At the 2025 Australasian Fleet Education and Leadership Summit, Mike Branch, Geotab’s Vice President of Data & Analytics and Board Member, delivered a compelling keynote that unpacked the impact of artificial intelligence (AI) on fleet management. With energy, humour, and insight, Branch laid out how AI is not just influencing the sector—it’s completely reshaping it.
“This is my very first time in Australia,” Branch began, breaking the ice with an apology: “I must say, I’m very, terribly, terribly sorry to have brought the Canadian weather here.” But it wasn’t long before the conversation shifted from the skies to the cloud, where AI is fundamentally transforming the way fleets operate.
AI’s Rapid Trajectory
Branch illustrated the astonishing speed of AI advancement. “Back in 2019, if you asked GPT-2… to tell a funny story about a mischievous cat… it did an okay job,” he said. “Fast forward to 2025… you get a beautiful image created at the same time.” He reinforced the pace with examples in text, images, and video, showcasing how “only a couple of years” separate underwhelming outputs from stunning, photorealistic results.
He noted that 71% of companies globally are now using generative AI, double from the previous year. “We are truly in a revolution,” Branch declared. “And no joke about that.”
Drawing comparisons to the Industrial Revolution, he argued that AI’s breakthrough moment was the launch of ChatGPT. “You need breakthrough innovation, mass adoption, economic disruption, public awareness, and global impact,” he explained. “We, my friends, are absolutely at the start of this AI revolution.”
The AI Maturity Model for Fleets
One of the standout moments in Branch’s presentation was his analogy of AI’s development in fleet management to human growth stages—from infancy to adulthood. In the beginning, fleet systems are merely observational. “You see GPS data coming in, you see accelerometer data coming in… you’re just in the see phase.”
Next comes the toddler stage: alerting based on set rules like speeding or harsh braking. As systems mature, they enter early childhood, asking “why” through basic analytics and early machine learning. “We developed this machine learning model that would compare how all the police vehicles would cluster together, all of the utility vehicles… leveraging early machine learning.”
The teenage years bring foresight. “It’s about making predictions,” he said, referencing Geotab’s work in predictive maintenance and safety modelling. “Instead of having a 90 out of 100 [driver scorecard]… you get a probability of collision in the next 100,000 miles.”
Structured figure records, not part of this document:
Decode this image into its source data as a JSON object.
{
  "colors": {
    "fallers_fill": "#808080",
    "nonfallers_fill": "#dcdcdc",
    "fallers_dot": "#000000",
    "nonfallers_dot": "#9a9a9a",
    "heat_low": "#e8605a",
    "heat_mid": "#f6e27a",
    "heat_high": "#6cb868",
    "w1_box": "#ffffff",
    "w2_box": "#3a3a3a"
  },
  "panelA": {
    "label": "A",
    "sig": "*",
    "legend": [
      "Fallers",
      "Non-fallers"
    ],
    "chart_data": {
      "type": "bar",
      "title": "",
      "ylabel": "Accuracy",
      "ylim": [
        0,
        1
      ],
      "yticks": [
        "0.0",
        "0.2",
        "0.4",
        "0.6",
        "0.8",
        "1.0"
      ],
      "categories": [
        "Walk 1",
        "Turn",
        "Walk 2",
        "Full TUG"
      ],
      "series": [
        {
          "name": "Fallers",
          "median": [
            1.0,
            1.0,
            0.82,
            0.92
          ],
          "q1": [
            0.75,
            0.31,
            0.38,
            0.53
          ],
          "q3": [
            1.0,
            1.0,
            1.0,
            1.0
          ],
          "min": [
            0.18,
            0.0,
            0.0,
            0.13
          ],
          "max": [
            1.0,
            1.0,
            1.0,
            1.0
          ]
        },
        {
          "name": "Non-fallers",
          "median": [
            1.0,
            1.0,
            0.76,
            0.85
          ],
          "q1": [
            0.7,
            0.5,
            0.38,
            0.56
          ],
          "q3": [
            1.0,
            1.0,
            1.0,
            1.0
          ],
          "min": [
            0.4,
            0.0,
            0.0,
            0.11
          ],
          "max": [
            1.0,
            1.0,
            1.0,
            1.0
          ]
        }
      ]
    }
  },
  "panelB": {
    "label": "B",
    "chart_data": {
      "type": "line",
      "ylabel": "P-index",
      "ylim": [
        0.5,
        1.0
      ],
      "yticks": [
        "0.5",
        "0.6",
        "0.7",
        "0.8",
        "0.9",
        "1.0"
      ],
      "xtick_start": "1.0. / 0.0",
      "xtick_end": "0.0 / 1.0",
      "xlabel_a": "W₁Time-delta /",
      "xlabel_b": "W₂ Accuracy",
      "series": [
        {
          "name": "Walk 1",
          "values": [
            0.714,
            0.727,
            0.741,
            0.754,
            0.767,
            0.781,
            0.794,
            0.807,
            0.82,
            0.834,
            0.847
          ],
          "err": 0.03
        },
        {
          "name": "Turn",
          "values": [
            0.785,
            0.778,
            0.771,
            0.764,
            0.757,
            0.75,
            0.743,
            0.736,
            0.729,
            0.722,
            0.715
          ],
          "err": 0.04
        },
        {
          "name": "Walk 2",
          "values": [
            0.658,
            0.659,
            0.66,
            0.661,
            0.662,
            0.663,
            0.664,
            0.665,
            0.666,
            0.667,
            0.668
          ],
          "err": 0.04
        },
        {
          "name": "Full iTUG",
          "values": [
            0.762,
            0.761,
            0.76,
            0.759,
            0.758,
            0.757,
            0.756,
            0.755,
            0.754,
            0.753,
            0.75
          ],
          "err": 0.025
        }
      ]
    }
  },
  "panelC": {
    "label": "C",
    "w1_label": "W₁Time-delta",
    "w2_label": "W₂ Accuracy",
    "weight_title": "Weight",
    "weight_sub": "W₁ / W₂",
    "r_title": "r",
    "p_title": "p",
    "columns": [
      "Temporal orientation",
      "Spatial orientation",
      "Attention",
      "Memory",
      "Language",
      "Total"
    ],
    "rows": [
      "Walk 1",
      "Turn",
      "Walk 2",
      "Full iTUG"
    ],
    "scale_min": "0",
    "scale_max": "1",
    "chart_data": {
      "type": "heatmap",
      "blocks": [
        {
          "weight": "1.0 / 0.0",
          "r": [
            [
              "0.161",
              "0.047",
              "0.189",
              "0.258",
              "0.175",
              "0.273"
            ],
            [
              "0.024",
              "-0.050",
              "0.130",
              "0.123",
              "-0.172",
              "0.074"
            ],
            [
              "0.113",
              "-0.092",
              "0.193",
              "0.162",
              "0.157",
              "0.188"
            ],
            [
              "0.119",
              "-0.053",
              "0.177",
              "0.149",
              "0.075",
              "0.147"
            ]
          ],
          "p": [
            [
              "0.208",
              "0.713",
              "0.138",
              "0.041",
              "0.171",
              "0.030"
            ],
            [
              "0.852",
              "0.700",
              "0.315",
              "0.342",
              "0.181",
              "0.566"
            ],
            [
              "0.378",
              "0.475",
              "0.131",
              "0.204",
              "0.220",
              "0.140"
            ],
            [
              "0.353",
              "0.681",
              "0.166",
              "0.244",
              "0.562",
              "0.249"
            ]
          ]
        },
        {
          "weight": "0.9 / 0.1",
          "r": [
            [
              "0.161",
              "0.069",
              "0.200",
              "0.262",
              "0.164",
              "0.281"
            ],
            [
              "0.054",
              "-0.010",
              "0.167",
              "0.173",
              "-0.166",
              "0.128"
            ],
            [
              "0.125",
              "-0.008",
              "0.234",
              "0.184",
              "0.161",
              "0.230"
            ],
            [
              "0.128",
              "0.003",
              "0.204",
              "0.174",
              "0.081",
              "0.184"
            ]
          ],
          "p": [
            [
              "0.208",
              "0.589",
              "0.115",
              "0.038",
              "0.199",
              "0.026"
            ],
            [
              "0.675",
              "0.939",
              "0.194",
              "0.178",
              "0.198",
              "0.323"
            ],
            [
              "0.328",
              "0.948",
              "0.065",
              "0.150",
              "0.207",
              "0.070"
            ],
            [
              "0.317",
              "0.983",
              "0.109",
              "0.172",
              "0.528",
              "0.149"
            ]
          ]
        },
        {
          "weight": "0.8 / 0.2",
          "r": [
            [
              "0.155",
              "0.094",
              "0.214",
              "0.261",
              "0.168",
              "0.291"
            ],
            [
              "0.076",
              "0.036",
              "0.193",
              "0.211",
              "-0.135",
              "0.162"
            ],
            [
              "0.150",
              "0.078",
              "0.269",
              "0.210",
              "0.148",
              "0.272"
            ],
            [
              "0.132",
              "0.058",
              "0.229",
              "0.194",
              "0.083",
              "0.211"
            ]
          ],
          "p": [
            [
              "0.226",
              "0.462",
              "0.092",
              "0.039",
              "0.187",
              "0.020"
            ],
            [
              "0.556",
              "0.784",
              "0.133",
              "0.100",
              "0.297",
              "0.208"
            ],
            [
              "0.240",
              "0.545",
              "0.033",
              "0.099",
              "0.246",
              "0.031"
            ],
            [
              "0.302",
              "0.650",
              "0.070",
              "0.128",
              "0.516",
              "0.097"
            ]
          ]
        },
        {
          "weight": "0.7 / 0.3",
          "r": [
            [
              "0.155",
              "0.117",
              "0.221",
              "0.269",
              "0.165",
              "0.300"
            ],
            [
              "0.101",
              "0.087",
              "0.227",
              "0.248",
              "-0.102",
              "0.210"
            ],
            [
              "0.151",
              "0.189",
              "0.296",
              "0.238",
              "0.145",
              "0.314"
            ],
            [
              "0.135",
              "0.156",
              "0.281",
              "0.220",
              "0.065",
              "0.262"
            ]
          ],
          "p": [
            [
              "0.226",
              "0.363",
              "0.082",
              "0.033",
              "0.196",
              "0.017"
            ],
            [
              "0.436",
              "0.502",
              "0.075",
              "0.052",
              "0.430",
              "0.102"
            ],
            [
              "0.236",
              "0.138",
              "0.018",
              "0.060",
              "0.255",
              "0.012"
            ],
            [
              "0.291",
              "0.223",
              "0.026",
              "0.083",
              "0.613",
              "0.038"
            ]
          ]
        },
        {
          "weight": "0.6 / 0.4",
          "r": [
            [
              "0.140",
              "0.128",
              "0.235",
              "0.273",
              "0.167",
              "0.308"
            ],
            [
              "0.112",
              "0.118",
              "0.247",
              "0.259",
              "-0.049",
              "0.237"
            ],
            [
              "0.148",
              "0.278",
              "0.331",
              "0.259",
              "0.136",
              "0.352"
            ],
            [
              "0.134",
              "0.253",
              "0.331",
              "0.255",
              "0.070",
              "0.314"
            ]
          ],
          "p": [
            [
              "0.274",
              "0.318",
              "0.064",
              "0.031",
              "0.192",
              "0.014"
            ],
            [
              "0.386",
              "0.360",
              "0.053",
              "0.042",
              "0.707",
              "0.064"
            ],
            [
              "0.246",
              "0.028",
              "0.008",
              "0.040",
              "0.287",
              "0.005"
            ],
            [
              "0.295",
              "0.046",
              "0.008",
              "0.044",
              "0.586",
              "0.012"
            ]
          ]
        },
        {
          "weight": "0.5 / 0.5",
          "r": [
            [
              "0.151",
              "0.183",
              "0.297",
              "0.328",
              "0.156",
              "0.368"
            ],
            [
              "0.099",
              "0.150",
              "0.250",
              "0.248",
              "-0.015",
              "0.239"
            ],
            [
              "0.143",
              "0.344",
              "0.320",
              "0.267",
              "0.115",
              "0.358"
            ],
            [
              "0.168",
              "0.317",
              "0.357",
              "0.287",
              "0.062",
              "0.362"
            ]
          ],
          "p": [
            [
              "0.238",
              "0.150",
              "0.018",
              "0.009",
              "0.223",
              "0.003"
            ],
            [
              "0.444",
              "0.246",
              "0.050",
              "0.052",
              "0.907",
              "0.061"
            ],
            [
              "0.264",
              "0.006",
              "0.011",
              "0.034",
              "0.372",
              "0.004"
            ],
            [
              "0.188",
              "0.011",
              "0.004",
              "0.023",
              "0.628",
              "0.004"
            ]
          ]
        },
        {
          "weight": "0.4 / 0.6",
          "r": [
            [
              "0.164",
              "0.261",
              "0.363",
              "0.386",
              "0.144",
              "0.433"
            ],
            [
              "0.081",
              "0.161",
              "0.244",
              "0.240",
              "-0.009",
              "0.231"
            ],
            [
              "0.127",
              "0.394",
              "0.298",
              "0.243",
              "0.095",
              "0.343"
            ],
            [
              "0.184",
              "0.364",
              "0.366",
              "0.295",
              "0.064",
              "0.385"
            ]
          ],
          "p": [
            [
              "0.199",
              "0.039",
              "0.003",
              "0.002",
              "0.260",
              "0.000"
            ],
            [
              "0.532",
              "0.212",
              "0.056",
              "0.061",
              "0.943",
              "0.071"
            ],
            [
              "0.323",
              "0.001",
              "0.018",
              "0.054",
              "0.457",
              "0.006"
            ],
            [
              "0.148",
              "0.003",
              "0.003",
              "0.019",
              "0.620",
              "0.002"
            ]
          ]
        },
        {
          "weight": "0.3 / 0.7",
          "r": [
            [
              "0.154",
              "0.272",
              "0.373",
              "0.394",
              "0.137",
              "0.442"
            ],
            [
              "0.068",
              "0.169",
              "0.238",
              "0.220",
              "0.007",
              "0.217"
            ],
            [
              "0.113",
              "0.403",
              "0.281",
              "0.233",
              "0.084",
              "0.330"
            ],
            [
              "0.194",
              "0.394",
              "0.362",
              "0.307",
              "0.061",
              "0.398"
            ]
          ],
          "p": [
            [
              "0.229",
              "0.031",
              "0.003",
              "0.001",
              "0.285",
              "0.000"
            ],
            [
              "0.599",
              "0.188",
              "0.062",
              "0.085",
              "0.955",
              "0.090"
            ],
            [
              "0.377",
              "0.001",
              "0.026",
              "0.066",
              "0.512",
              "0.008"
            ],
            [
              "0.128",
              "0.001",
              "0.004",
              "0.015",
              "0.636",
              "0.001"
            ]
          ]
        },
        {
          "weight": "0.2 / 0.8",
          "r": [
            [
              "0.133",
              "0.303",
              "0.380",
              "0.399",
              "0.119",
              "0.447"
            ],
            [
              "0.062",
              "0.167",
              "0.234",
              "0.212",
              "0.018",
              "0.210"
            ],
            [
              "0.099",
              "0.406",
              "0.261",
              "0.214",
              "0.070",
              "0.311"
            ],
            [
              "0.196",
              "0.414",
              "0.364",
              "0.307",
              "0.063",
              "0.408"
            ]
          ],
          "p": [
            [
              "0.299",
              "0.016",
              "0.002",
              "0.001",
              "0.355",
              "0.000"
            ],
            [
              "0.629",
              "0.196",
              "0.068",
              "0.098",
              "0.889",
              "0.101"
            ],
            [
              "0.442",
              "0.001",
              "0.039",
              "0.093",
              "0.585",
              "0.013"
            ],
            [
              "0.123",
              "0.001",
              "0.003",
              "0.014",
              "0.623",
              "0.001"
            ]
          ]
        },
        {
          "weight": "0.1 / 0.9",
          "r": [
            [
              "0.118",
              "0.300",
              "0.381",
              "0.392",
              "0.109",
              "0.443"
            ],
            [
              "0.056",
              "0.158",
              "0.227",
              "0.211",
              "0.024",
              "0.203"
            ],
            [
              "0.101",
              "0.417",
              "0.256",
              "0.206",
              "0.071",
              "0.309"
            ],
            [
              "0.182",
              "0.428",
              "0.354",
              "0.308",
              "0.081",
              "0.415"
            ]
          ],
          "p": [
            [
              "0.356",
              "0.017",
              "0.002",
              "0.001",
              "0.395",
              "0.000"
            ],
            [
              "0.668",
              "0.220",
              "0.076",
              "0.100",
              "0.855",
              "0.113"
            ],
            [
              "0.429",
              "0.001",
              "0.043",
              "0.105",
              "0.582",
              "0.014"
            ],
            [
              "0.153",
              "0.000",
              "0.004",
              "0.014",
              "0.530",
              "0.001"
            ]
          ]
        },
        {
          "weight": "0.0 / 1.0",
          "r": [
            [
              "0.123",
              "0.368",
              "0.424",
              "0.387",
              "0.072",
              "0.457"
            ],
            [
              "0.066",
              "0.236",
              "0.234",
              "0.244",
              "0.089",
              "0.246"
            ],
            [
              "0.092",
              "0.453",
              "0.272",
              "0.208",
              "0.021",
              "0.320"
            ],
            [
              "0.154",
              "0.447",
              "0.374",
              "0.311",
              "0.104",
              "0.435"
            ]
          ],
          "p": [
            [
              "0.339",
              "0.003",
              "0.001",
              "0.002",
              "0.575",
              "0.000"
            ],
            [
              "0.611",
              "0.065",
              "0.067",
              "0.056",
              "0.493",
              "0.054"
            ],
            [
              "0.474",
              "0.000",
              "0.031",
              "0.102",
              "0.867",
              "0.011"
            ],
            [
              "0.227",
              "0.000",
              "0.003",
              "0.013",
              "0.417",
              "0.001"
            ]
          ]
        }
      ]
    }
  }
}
Eventually, the system matures into “managed execution” and finally “automated actions,” where AI agents take over routine decisions. “This is the really exciting stuff, and we’re just at the precipice of a lot of this happening.”
Agents Are the Future
Branch spent a significant portion of his talk demystifying the concept of AI agents—autonomous systems that observe, plan, act, and evaluate.
“An agent is something that can perceive the world around it. It can make a plan of action, it can think, and then it takes action on something,” he explained. Geotab’s own ACE platform is already enabling this, allowing users to ask natural-language questions like, “Which vehicles in the fleet have the highest risk of collision?” and receive data-backed answers.
He painted a future where agents handle everything from driver coaching to rewards and insurance reporting—autonomously. “It contacts the rewards agent… the safety agent calls the insurance agent, make sure I’m okay, calls the police agent. Everything happens all autonomously in this perfect utopian situation.”
But he also issued a warning: “If you have garbage data, you’re going to get terrible, terrible insights multiplied by a million.” Bad data could cause systems to misread driver behaviour, fail to reward correctly, and even botch emergency responses.
Building Trust in AI
Trust, Branch said, is as crucial as innovation. “You need to have transparency… Whatever AI is doing has to tell you,” he stated. Privacy, consistency, and reliability are also critical, especially as AI systems can “hallucinate”—delivering inconsistent answers to the same question.
“You don’t want three different answers to the same question. You want the same data,” he emphasised. To mitigate these risks, Geotab runs rigorous testing known as “red teaming” to catch vulnerabilities and edge cases.
He also underscored the importance of clearly defined goals. “You might say, okay, I’m trying to improve utilisation. Well, what is utilisation? Is it power driven? Distance driven?” Vague objectives can lead AI agents astray, so fleet managers must be precise.
The Road Ahead
Branch ended his session with optimism and a challenge to the audience. “We are in an age right now where things are just exploding,” he said. “If we can do this right together… as architects of trust in AI… we really can unlock what’s next.”
And as for the future?
“I really do wonder what we think our ‘remember when’ moment will be,” he mused—perhaps a world where driver scorecards, traffic lights, and manual data analysis are relics of the past.